Quindi Renzi benedice il ritorno di Veltroni sulle pagine dell’Unità («Bella idea: Veltroni si legge e si ascolta sempre volentieri»); approva il rimescolamento effettuato da Oliverio nella giunta calabrese («Dài Mario, il Pd è con te»). Riguardo ai gufi, il premier gli contrappone gli incoraggianti progressi dell’economia conceden- dosi di citare il più risoluto Califano: «Tutto il resto è noia». A tutti cerca di trasmettere entusiasmo («ci riusciremo»), a molti chiede di dare «una mano».

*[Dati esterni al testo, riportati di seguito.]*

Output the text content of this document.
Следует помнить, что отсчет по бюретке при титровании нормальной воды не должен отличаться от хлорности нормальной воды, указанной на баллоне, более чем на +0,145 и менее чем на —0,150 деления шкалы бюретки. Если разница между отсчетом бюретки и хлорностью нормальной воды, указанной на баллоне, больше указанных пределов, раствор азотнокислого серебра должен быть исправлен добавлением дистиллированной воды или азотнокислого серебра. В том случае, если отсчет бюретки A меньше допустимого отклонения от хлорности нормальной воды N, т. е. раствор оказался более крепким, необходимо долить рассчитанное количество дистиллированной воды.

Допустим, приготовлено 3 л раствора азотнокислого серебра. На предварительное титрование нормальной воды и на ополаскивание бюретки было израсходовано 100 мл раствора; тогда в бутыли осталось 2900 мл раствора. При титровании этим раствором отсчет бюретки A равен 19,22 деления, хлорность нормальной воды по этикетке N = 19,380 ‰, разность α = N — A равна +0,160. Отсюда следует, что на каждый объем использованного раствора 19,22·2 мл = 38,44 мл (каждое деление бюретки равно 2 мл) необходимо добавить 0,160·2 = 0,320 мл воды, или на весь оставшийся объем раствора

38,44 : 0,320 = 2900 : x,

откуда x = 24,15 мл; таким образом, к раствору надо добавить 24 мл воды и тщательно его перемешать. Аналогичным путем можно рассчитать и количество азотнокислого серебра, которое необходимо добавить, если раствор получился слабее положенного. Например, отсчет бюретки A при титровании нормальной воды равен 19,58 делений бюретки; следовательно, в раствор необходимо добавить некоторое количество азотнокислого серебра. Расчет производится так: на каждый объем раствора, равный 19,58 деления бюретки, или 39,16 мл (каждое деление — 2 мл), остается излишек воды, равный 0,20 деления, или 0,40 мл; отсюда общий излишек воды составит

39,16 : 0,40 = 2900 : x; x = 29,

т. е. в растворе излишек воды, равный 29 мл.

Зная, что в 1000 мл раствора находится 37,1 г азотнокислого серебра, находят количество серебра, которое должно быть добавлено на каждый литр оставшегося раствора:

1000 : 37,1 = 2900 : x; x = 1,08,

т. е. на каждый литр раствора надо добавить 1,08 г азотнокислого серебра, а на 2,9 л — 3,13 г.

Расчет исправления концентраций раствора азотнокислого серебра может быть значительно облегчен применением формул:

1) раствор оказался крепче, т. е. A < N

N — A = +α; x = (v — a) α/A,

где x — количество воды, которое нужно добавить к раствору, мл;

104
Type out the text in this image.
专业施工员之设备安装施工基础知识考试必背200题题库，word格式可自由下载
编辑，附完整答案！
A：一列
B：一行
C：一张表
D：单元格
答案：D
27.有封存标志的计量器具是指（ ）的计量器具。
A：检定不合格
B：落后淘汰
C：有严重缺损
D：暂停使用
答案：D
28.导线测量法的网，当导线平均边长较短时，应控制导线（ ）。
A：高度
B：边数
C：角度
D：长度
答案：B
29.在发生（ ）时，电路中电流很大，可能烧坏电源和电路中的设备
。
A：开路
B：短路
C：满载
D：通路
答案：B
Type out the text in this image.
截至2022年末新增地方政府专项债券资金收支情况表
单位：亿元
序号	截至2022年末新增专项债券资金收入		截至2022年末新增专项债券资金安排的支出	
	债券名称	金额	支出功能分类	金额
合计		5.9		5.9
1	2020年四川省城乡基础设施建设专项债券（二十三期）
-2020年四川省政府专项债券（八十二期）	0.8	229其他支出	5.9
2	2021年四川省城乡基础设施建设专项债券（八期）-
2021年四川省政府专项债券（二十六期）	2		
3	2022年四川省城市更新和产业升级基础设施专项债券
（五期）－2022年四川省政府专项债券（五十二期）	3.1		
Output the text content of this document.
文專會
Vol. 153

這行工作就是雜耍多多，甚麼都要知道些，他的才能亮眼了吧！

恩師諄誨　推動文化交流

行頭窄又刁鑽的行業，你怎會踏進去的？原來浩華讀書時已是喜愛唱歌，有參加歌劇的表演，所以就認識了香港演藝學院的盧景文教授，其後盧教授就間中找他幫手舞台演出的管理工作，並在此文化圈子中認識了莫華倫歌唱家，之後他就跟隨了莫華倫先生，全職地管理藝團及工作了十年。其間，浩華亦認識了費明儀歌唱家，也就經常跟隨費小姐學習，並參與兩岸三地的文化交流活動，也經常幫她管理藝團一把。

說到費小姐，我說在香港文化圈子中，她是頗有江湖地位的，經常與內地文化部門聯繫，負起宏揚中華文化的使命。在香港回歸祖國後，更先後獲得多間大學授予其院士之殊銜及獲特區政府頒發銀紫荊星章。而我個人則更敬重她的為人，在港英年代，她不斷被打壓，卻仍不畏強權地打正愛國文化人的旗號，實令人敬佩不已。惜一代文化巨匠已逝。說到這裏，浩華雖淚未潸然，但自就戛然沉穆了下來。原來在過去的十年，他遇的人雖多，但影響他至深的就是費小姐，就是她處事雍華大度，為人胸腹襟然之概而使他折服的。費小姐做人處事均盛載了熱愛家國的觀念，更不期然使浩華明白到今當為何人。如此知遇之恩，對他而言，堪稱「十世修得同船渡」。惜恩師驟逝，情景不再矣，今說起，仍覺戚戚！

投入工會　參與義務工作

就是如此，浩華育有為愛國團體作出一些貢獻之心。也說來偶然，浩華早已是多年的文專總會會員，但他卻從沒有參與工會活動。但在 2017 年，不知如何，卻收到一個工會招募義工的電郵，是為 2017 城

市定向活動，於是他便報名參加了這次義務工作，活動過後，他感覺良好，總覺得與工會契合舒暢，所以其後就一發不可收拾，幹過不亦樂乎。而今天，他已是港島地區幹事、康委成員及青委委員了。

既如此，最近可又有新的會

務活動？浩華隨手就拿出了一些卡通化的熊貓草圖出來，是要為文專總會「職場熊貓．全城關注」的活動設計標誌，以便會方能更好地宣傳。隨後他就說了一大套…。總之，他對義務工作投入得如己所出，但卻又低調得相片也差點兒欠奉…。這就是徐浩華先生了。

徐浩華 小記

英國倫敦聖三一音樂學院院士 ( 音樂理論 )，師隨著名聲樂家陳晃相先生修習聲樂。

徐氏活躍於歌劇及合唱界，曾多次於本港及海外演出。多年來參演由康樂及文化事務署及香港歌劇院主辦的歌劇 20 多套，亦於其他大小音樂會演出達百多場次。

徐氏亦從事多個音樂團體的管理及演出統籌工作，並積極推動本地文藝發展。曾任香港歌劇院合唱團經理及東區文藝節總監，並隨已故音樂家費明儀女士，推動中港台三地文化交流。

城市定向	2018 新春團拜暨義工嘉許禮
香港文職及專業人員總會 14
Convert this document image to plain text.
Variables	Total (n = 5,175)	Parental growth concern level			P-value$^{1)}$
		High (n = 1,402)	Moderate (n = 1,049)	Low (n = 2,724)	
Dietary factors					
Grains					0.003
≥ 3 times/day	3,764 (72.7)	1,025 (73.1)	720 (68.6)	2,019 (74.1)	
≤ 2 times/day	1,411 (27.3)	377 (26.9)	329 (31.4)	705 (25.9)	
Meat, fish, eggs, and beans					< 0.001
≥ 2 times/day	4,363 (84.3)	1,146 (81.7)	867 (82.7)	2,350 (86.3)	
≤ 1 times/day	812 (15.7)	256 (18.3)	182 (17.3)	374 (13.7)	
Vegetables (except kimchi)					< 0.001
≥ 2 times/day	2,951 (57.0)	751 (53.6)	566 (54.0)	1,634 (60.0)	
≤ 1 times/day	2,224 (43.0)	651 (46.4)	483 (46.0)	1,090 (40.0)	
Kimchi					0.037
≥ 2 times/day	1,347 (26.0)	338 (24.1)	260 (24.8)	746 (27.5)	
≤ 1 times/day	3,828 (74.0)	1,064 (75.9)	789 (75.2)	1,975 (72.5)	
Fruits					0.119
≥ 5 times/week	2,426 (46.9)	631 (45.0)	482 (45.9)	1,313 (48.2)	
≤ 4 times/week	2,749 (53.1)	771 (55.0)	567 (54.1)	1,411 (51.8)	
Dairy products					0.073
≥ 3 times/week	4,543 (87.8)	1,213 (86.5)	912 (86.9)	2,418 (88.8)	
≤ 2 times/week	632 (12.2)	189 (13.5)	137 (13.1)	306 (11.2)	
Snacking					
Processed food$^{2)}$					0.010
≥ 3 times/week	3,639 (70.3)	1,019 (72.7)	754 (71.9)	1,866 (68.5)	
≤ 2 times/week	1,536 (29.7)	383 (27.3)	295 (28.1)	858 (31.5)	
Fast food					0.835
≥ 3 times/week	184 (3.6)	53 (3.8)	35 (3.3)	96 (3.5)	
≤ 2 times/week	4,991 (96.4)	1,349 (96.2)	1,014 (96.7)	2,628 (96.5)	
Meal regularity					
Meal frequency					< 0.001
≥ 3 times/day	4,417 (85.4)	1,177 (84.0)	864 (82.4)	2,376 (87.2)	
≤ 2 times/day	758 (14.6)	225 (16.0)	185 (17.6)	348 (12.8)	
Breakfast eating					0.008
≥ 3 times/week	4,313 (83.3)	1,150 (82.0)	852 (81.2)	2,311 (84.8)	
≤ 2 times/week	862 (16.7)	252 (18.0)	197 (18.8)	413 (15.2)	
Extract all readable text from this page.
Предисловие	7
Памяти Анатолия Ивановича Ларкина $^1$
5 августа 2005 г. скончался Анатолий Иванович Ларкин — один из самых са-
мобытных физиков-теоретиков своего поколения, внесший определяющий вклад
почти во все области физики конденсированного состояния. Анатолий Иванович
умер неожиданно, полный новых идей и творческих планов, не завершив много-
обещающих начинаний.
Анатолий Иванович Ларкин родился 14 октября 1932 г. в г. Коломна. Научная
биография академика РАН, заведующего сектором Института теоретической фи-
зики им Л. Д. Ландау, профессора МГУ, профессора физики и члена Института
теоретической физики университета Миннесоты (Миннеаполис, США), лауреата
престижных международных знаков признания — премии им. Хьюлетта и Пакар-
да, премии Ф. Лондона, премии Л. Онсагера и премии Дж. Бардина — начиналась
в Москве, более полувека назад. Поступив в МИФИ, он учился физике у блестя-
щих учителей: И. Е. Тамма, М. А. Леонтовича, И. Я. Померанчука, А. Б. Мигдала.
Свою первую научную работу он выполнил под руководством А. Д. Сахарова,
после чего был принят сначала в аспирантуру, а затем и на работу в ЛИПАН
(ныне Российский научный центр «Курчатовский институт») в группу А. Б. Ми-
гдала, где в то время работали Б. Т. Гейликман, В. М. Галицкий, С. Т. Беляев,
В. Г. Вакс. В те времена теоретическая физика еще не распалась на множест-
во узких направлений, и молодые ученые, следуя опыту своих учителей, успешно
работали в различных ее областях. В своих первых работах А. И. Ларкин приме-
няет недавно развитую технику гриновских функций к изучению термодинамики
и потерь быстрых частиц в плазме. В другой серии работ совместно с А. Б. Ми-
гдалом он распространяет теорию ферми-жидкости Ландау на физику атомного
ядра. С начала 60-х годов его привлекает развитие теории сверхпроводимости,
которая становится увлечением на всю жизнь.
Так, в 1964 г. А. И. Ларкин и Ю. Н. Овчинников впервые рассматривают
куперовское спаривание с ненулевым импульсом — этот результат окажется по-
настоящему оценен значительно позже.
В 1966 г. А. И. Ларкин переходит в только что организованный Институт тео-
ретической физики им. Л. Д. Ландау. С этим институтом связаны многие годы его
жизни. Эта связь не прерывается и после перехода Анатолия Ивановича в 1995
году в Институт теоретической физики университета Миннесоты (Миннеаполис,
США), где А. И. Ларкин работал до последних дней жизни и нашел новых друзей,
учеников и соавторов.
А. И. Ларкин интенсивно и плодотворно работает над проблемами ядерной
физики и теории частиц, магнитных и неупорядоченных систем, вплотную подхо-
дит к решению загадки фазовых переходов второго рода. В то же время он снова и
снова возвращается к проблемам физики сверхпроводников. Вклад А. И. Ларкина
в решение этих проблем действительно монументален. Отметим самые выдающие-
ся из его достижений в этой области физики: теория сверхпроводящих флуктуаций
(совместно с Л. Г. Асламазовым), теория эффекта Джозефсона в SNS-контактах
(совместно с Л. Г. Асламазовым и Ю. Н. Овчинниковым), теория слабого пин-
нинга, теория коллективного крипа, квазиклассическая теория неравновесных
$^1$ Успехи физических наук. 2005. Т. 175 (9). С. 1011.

Per quanto attiene agli sviluppi di un certo stile post-politico di comando, basta dare un’occhiata a un piccolo saggio appena uscito dei professori e politologi Marco Mazzoni e Antonio Ciaglia, “Il gossip al potere. Il politico celebrità nell’era della politica pop” (Apogeo), per comprendere il senso di alcune risposte. Così, invitato da un iscritto a una non meglio identificata Festa dell’Unità per mangiare lo gnocco fritto, Renzi ha colto il destro per negare di essere ingrassato. Allo stesso modo, da tifoso, ha ritenuto opportuno intervenire sulla campagna acquisti della Fiorentina – e qui ne ha approfittato per riconoscere positivamente l’opera del presidente Della Valle.
Più difficile la valutazione dell’impatto sui lettori del giornale di Gramsci. Ma nel complesso – ed è forse un’impressione più significativa delle stesse risposte - quelli che gli fanno domande nulla da Renzi sembrano aspettarsi, se non una verità calata dall’alto, senza intermediazioni, né niente. Chi lo ringrazia, nel frattempo, chi si dice fiducioso, chi gli scrive “bravo”, chi gli scappa addirittura fuori un mezzo inno di Forza Italia («Avanti, siamo in tanti a crederci»). La massima critica compatibile è che lui «esagera»; «non ti capisco più», scrive uno, che pure nel congedarsi lo saluta «con affetto».
In realtà, e al netto di sforbiciate e domesticamenti redazionali, ancora una volta questa paginona annuncia e sanziona la fine del partito come luogo di discussione. Tutto è affidato al capo, anche la posta del cuore. E per quanto Renzi ammetta, come ieri, che “un premier da solo non fa niente” e che il Pd deve fare “il suo mestiere”, beh, bisogna vedere che significa - e magari per ora è più comodo lasciare che tutto vada avanti così.